(Reuters) -Cryptocurrency lender Genesis said on Monday it has no immediate plans to file for bankruptcy, days after the collapse of crypto exchange FTX forced it to suspend customer redemptions.
“We have no plans to file bankruptcy imminently. Our goal is to resolve the current situation consensually without the need for any bankruptcy filing,” a Genesis spokesperson said in an emailed statement to Reuters, adding that it continues to have conversations with creditors.
A report from Bloomberg News, citing sources, said Genesis was struggling to raise fresh cash for its lending unit, and warning investors it may need to file for bankruptcy if it does not find funding.
Also, the Wall Street Journal reported, citing sources that the company approached crypto exchange Binance seeking an investment but Binance decided against it, fearing a conflict of interest down the line.
Genesis also approached private equity firm Apollo Global Management (NYSE:) for capital assistance, according to the report.
Apollo did not immediately respond to a Reuters request for comment on the WSJ report, while Binance declined to comment.
Last week, Genesis Global Capital suspended customer redemptions in its lending business, citing the sudden failure of Sam Bankman-Fried’s crypto exchange FTX.

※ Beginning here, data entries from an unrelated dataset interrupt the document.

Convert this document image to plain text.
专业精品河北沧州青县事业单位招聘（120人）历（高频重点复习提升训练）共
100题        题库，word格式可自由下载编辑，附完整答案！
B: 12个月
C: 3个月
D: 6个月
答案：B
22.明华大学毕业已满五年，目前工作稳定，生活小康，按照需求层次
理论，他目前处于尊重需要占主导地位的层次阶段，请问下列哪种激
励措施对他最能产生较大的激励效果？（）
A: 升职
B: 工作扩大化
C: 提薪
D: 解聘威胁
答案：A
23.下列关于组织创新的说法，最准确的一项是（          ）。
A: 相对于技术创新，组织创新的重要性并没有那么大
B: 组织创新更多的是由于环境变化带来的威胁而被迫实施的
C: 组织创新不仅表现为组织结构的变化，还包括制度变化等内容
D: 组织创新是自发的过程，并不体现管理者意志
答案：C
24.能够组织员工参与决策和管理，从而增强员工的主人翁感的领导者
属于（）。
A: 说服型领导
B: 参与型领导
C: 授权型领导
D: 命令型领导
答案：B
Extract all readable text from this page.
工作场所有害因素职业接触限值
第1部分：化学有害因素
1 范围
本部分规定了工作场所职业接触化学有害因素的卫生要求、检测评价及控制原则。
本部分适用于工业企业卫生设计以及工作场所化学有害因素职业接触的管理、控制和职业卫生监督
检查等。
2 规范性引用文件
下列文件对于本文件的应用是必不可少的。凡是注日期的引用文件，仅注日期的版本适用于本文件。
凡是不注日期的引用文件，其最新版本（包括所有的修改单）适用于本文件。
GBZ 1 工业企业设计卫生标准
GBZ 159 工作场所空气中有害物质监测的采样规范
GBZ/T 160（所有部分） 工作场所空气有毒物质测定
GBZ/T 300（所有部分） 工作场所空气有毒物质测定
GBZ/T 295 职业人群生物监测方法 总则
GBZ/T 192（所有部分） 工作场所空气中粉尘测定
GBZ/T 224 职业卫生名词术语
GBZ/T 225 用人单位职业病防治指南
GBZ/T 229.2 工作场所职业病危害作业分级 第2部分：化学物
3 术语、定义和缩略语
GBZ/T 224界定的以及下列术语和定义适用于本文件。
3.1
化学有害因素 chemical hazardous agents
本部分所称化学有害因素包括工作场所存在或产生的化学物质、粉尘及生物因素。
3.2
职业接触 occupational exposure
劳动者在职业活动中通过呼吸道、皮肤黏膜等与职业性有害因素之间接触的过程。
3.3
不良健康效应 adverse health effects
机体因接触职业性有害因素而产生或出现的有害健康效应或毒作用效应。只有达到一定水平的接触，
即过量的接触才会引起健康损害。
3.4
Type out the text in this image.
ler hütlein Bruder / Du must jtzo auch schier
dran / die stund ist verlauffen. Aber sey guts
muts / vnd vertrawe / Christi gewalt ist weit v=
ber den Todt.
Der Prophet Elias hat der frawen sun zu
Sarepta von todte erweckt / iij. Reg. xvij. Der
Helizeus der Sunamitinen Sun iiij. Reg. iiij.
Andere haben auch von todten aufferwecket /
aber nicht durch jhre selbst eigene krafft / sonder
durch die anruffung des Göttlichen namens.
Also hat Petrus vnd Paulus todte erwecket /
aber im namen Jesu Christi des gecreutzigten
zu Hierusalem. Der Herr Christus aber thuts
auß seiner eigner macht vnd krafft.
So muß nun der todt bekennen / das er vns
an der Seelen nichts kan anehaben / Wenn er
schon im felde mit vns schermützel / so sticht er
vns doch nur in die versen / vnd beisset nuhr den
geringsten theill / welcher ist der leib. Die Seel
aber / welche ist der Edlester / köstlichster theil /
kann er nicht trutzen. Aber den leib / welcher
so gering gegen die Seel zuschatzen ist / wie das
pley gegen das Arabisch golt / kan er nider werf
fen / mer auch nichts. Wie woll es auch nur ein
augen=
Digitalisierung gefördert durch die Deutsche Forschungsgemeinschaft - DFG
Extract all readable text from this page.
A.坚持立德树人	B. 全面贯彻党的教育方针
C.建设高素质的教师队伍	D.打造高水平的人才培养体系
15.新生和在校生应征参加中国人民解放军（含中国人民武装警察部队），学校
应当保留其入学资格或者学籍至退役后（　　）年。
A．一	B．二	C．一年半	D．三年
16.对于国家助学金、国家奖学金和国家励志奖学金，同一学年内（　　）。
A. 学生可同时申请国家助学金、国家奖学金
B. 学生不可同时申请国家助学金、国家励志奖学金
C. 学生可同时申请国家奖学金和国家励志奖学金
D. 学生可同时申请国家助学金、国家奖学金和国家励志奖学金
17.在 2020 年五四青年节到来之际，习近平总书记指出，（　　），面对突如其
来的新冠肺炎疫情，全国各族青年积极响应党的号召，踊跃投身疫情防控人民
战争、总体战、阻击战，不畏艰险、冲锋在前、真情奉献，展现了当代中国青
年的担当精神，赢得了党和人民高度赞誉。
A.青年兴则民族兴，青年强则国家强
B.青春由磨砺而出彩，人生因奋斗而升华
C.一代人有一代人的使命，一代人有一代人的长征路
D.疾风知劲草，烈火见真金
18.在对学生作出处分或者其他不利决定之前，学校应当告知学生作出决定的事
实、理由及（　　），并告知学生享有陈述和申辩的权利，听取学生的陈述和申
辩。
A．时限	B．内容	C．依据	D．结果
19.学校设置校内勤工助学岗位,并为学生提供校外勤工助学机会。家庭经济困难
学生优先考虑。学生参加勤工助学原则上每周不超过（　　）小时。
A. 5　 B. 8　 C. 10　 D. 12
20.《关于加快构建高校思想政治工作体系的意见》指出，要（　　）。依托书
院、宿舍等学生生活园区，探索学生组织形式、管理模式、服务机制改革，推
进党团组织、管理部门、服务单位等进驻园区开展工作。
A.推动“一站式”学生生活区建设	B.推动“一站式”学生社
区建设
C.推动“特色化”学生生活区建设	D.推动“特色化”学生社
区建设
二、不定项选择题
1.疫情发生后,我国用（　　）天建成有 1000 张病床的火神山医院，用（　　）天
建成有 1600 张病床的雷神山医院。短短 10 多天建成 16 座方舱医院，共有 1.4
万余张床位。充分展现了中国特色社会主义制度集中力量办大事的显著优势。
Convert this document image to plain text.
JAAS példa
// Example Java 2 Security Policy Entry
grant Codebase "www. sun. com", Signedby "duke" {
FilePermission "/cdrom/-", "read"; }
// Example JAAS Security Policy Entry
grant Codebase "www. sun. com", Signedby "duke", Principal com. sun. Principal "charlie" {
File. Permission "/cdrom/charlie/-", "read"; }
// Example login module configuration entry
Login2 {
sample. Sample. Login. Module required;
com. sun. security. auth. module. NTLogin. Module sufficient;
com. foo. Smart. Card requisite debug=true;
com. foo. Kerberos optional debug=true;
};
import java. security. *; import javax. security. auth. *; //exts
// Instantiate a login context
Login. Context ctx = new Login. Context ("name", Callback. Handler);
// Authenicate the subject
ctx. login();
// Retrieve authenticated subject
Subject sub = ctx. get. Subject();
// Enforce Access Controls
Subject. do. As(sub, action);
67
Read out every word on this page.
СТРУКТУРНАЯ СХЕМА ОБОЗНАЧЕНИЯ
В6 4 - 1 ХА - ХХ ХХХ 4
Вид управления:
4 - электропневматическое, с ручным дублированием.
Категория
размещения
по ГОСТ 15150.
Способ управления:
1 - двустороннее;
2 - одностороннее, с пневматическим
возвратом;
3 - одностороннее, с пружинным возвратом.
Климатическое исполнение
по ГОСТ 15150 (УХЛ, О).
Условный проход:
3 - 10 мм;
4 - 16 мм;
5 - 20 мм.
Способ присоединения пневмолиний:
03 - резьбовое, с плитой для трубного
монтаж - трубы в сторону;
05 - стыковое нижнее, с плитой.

Crypto exchange Gemini, which runs a crypto lending product in partnership with Genesis, tweeted on Monday that it was continuing to work with the company to enable its users to redeem funds from its yield-generating “Earn” programme.
In a statement on its blog last week, Gemini said there was no impact on its other products and services after Genesis paused withdrawals.
On Thursday, the Wall Street Journal reported that Genesis had sought an emergency loan of $1 billion from investors before it suspended withdrawals.
Earlier this month, FTX filed for U.S. bankruptcy protection in the highest-profile crypto blowup to date, after traders pulled billions from the platform in three days and rival exchange Binance abandoned a rescue deal.